Benjamin Kennicott is probably best known today for the incredible illuminated manuscript at the Bodleian Library at Oxford that bears his name. However, his magnum opus was a two-volume print edition of the Hebrew Bible, based on extensive research from various manuscripts.
We have discussed here earlier the great interest in Hebrew texts by various faculty in the early days of King’s College, and so it is not surprising that Kennicott turned to the College for help in borrowing a manuscript in the course of his research for the Bible. The manuscript was owned by Sampson ben Joseph Simson (an uncle of the Sampson Simson who presented a Hebrew address at the Columbia College commencement in 1800),*
with King’s College President Myles Cooper serving as courier for the loan (see article from “The Gazette of the United States, July 7, 1802).
Kennicott apparently kept up his conversations with administrators at King’s College, and, shortly before the Bible was printed, wrote Cooper to say that he would “be honored with any Subscription from your Territories,” Indeed, King’s College, New York, is listed on the subscriber list.
Additional Fellows at King’s College in New York were very interested in the Bible, and other subscribers from Columbia’s predecessor are listed among the subscribers as well. (I was surprised to see that Harvard College, where the first Hebrew grammar in America was printed, was not on the list.)
The Vetus Testamentum Hebraicum has been digitized and is freely available on the Internet Archive.
*Thanks to Dr.
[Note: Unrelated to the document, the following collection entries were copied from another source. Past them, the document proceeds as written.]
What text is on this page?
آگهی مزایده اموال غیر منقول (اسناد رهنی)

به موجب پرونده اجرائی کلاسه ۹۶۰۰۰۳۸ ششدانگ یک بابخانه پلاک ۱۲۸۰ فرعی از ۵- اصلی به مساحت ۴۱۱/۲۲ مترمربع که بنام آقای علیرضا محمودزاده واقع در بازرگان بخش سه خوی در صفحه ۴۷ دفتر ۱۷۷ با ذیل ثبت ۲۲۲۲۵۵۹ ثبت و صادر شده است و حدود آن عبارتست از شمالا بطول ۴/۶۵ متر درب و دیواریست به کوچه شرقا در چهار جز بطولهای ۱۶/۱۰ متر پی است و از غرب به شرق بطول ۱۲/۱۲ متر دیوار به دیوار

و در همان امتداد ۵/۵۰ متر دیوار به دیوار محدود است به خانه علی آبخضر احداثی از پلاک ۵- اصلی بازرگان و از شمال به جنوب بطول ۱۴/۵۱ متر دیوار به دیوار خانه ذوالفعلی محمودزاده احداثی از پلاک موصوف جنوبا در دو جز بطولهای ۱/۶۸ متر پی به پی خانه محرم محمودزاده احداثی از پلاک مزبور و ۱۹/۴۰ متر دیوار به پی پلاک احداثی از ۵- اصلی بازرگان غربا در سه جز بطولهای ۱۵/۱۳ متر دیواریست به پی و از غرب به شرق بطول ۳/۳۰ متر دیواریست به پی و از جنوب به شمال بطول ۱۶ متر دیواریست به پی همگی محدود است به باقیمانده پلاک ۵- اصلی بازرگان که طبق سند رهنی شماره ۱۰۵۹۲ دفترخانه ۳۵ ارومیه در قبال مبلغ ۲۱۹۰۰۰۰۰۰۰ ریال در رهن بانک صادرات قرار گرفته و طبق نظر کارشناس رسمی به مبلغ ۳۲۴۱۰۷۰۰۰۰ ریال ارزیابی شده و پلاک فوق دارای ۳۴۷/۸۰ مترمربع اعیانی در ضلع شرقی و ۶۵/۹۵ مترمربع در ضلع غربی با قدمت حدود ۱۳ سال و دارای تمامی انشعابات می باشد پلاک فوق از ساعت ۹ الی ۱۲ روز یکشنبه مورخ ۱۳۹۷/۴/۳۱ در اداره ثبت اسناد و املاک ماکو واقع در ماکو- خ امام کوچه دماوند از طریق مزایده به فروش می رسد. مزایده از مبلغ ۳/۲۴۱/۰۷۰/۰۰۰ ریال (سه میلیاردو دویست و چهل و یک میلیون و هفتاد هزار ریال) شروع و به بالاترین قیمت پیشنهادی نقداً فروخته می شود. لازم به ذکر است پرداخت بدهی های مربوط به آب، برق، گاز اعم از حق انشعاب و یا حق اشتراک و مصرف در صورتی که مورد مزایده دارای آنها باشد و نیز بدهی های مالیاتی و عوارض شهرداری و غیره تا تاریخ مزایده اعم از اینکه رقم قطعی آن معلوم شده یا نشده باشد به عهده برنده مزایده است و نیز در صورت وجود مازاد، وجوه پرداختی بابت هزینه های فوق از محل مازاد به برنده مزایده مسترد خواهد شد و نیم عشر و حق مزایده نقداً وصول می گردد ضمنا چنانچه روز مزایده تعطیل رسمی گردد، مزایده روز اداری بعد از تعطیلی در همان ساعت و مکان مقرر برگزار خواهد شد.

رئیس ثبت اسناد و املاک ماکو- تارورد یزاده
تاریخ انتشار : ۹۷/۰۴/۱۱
Theodor Dunkelgrün for correcting my conflation of the two Sampson Simpsons. (April 23, 2019)
Postscript (April 28, 2019): Thanks to Yisrael Dubitsky in the Manuscripts Department at the National Library of Israel, I learned that the manuscript borrowed by Kennicott is currently at the British Library. Tipped in the end of the manuscript (ff. 417 recto and verso in the digitized editions) is the letter from Kennicott to Simpson asking to borrow the manuscript for the term of 12 months. (August 18, 2020) As Dr. Gary Rendsburg has pointed out, the “Gazette of the United States” indicates that the manuscript was returned to Simson by 1772. A note in the manuscript at the British Library indicates that it was sold to the library by M. Levy in 1901.